Thursday, June 23, 2005

The likelihood

of my having children gets slimmer and slimmer. that's fine by me. if i had a biological clock, i don't know it. the batteries are dead i suppose. i work for a company that takes photographs of newborns in some hospitals. it's really cute. but i gotta tell ya, some days i wonder if some of these kids are just out-and-out going to have problems right from the get go because of their names. granted i'm all for creativity and such, but some are just plain ignorant, some get too crazy with the accent marks, removing all but one vowel, every other letter capital, 5 hundred middle names, etc. i process the orders and i gotta tell ya, some of the things i see are a total mystery to me. certainly give us all a totally hearty laugh i tell ya......

Last Names
Peed
Makepeace
did i post the Stayathome and Murgatroid? o too funny

I am not shitting you



Places

Bumpass Va (I'm sure it's not pronounced Bump Ass but that's how I see it and i crack up every time) where the fuck is it anyway?



Baby names and how they are spelled



Jaxon
Aliviya
Joesphine (this is SO not right)
Joesph (this is even MORE SO not right)
Jaunty
Porshá
Mykell (no idea if this is like Michael or what)
Prince and King (twins)
Achilles (just ew)
Jozee

i am all for being creative and wanting something different but to spell something WRONG is just stupid LOL



Emails

Snowmoonbear
winkydog
hotnspicy (o i bet you aren't so hot and spicy NOW)
smudgeplop (this just sounds gross)

1 comment:

TheStolenOlive said...

I taught high school for three miserable years and boy, let me tell you some of the names I had in class.

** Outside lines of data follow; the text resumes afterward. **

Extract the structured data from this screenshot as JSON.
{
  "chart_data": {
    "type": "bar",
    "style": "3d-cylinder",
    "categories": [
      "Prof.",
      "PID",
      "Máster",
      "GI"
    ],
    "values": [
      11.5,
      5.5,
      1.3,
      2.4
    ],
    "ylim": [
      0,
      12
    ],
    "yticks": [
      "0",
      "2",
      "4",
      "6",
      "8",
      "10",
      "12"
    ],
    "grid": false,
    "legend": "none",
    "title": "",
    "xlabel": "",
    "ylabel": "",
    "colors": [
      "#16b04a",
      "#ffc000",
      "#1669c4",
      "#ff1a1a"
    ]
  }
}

In one class I had: Andre, D'Andre and D'Undre. I had a girl named Tyger. I went to college with a guy named Justin Case.

My aunt taught third grade for a few years and one little girl came and told her that her brother was born the night before. My aunt, regrettably, asked what the child's name was, and she was told... Pa'Ja'Mas.

Most of the weirdest names were actually Nigerian for some sort of phrase, like Go with God or something but.. a few students I had like Oluwaeseyi, interrupted me while I was taking roll to offer up a more American nickname before I had a chance to butcher their real name.

And, on the creativity of names, my kindergarten teacher told me that my mother spelt my name wrong. I went home and told my mother that. She quickly got a sheet of paper and wrote: "I am going to the store" and asked me to pronounce the 2nd word. I said 'AM'. She said, ok, now put a Y on that. AM-e? Exactly!

So, the next day I told my teacher that no my mother didn't spell my name wrong, but my teacher apparently didn't understand phonics. Needless to say I got in trouble.